Most elected officials can expect a call from the LIPC on any number of issues including education, affordable housing, government efficiency, energy, sustainable development and fair elections, the latter of which Tyson said involves flushing the influence of special interest lobbyists from the decision-making process in government.
Tyson said the LIPC works to inform and involve citizens to elect strong-willed politicians who will not bend easily to influence.
“Elections are the one day every two to four years that elected officials need something from the community,” she said. “We beg them to vote for legislation we need, but Election Day is the one day we have the power over them and they need us.”
The LIPC is stationed on Pennsylvania Avenue in a house donated to the organization in 1994 by longtime Massapequa activist Katharine Smith. Smith, an early supporter of civil rights in the 1960s and champion of numerous social movements, was active until her death in 1997 at the age of 104.
One of the Coalition’s recent rallies surely would have made the spry Smith proud. Early in June, the LIPC led a rally in front of Senator Dean Skelos’ office in Rockville Center. The goal was to prod the Senate into voting on the Women’s Equality Act as one piece of legislation, rather than 10 separate pieces.

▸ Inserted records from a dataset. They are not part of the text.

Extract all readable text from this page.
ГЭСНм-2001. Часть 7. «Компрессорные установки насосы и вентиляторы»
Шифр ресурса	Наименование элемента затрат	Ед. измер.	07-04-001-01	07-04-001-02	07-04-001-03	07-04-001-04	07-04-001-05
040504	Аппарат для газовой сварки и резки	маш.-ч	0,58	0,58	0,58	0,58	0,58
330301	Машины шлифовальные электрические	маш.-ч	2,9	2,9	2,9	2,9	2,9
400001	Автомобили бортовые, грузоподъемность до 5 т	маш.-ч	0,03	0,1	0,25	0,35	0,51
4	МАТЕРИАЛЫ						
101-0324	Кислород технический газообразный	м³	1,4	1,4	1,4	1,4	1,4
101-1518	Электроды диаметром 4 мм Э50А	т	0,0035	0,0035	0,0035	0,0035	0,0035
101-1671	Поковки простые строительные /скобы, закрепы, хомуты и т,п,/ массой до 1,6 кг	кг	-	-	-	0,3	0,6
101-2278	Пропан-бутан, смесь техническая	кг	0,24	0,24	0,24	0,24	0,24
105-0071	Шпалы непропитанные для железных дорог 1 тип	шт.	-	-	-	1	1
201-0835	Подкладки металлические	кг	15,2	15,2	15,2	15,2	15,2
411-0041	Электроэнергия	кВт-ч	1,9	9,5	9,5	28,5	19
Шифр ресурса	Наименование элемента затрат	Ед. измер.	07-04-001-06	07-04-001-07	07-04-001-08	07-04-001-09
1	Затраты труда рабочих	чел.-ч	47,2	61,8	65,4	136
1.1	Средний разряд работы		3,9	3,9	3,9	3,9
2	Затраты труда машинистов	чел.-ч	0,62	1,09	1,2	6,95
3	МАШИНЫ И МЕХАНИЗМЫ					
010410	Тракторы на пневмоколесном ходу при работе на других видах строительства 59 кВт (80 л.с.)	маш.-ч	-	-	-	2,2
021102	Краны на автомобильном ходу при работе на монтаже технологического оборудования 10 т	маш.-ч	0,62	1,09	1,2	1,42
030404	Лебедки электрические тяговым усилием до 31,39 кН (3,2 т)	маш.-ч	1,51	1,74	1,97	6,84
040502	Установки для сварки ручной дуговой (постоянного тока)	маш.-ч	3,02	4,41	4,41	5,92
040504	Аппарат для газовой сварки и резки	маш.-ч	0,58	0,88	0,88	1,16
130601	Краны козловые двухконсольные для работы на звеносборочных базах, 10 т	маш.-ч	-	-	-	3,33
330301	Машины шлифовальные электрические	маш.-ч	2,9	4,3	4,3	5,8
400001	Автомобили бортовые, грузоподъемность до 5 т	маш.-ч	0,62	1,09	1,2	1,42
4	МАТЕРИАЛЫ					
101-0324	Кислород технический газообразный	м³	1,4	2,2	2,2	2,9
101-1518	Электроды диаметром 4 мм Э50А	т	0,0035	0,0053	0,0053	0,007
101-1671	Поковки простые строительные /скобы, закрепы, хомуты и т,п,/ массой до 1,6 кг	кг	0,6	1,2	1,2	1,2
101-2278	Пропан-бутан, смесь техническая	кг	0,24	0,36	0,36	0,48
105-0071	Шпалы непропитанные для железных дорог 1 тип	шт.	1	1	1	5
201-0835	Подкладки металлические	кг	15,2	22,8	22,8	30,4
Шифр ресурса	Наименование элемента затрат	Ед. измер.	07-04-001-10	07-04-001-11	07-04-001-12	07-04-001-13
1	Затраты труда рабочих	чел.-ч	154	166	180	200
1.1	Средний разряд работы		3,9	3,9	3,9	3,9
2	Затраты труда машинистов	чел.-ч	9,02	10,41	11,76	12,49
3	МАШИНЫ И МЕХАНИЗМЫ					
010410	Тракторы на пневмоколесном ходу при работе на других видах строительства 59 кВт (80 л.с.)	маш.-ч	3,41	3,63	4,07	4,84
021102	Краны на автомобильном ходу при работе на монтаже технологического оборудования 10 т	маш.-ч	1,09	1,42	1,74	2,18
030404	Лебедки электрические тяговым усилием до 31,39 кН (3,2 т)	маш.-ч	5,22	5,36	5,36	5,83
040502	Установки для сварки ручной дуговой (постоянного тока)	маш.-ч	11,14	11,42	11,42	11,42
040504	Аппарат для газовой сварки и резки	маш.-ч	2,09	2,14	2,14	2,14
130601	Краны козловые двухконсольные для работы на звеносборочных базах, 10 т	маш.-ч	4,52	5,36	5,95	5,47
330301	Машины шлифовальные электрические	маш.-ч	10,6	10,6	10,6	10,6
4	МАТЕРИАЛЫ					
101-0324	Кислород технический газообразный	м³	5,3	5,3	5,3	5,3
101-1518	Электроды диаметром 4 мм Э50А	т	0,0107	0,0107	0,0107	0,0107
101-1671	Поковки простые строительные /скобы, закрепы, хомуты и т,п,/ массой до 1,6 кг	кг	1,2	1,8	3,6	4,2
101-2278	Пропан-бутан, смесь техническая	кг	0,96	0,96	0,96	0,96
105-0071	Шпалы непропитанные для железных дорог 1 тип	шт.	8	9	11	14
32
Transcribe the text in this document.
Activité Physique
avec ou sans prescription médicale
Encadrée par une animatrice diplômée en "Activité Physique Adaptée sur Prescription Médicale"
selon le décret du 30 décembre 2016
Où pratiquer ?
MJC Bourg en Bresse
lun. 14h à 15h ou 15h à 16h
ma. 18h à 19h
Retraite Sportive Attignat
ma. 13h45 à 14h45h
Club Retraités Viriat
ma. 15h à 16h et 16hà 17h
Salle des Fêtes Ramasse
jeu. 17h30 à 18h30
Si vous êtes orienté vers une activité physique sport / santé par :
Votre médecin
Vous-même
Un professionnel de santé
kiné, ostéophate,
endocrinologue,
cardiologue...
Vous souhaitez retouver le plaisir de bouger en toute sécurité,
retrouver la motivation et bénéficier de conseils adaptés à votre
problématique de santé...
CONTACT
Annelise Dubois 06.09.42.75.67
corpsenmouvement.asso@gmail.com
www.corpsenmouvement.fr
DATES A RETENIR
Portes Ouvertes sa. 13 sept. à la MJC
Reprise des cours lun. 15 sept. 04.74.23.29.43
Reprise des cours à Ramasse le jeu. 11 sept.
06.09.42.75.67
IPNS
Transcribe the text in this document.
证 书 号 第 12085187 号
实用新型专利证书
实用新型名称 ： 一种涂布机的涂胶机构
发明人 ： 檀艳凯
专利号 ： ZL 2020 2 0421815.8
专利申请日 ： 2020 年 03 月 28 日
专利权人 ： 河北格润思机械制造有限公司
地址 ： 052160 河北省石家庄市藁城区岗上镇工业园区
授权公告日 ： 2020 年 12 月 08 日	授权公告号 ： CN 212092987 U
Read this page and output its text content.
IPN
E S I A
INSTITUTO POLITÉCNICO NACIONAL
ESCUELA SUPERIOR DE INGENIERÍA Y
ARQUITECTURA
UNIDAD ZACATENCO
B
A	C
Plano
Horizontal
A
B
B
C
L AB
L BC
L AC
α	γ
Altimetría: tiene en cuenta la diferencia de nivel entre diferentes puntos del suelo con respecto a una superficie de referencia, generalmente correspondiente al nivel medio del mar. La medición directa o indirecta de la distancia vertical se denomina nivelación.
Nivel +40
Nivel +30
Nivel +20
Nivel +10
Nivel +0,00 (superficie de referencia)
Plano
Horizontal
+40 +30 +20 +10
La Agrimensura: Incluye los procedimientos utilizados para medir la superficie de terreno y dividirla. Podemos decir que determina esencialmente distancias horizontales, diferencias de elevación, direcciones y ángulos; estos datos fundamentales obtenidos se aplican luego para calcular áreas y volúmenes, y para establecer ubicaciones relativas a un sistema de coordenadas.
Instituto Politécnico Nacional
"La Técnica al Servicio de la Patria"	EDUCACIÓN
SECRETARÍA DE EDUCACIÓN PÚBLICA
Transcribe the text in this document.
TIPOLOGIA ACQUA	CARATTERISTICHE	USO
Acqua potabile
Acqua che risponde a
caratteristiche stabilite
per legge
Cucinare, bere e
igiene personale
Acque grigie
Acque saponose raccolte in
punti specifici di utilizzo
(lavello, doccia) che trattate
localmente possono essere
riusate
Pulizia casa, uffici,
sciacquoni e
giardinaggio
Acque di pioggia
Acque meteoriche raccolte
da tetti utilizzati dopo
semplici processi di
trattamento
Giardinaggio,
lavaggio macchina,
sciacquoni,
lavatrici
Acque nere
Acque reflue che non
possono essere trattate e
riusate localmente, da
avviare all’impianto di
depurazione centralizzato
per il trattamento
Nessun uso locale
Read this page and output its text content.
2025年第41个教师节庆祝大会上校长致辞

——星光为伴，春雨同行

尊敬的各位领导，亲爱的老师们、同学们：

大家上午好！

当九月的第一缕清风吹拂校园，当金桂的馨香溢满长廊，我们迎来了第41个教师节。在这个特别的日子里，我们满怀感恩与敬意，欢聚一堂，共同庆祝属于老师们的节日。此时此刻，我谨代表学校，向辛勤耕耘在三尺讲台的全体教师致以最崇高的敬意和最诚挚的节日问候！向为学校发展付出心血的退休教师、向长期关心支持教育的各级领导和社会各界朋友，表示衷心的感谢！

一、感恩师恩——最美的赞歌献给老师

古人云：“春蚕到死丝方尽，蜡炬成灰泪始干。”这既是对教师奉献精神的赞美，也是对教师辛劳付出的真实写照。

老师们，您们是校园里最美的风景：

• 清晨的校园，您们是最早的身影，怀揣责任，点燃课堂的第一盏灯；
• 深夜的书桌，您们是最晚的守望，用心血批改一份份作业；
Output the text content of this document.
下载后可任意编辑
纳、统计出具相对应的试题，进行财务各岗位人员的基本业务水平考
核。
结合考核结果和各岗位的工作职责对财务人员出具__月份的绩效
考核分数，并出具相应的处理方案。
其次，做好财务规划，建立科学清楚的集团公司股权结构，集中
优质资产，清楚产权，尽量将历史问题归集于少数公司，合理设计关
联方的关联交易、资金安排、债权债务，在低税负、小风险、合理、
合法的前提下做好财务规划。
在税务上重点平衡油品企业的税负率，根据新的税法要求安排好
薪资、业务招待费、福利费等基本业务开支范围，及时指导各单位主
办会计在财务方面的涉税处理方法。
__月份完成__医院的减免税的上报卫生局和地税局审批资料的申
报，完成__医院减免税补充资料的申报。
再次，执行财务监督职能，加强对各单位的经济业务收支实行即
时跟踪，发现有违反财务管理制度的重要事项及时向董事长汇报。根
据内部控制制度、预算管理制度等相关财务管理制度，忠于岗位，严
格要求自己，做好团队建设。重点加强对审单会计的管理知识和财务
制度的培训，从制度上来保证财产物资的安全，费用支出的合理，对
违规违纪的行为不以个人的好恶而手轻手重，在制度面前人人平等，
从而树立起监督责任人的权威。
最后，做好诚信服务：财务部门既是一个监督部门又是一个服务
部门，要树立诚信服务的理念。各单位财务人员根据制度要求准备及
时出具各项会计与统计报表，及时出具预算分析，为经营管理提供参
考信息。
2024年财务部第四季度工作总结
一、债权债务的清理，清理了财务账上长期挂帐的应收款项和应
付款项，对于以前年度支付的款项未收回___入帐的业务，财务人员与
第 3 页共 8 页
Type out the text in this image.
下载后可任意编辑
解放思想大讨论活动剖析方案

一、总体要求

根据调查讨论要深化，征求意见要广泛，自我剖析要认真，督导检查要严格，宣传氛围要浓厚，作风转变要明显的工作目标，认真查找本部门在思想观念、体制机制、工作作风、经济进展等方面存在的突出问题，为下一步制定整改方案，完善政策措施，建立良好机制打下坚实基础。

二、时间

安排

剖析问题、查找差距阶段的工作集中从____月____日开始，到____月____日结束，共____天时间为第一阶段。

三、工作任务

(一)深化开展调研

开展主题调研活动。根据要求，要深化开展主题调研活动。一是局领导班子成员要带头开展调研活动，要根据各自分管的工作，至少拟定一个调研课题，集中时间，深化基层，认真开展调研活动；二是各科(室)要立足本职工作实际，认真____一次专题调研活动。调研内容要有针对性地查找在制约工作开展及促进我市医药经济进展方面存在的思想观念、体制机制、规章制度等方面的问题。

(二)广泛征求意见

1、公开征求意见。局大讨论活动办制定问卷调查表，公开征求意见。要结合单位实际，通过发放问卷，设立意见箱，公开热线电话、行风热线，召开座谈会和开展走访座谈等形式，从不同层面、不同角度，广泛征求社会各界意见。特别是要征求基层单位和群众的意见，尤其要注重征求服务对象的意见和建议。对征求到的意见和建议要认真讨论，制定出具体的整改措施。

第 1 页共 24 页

“Having separate pieces allows them to single out reproductive rights and vote against it,” said Tyson, adding that the bill never passed because the senate did not vote on the reproductive part of the legislation. “A vote against reproductive rights takes us backwards. And we can’t survive if we’re going backwards.”
Tyson would like to see Long Island, and New York State at large, continue to move forward in all social aspects, including who is voted into office.
“We need more women and more people of color in office,” she said. “We need to change the status quo of governing because the status quo is not working.”
Tyson said the LIPC welcomes volunteers and concerned citizens who wish to learn more about what they can do.
“We’ve come a long way but we could be doing a lot better,” she said. “We might get kicked, we might lose, but we are always going to come back, change our strategy if we have to, and keep going.”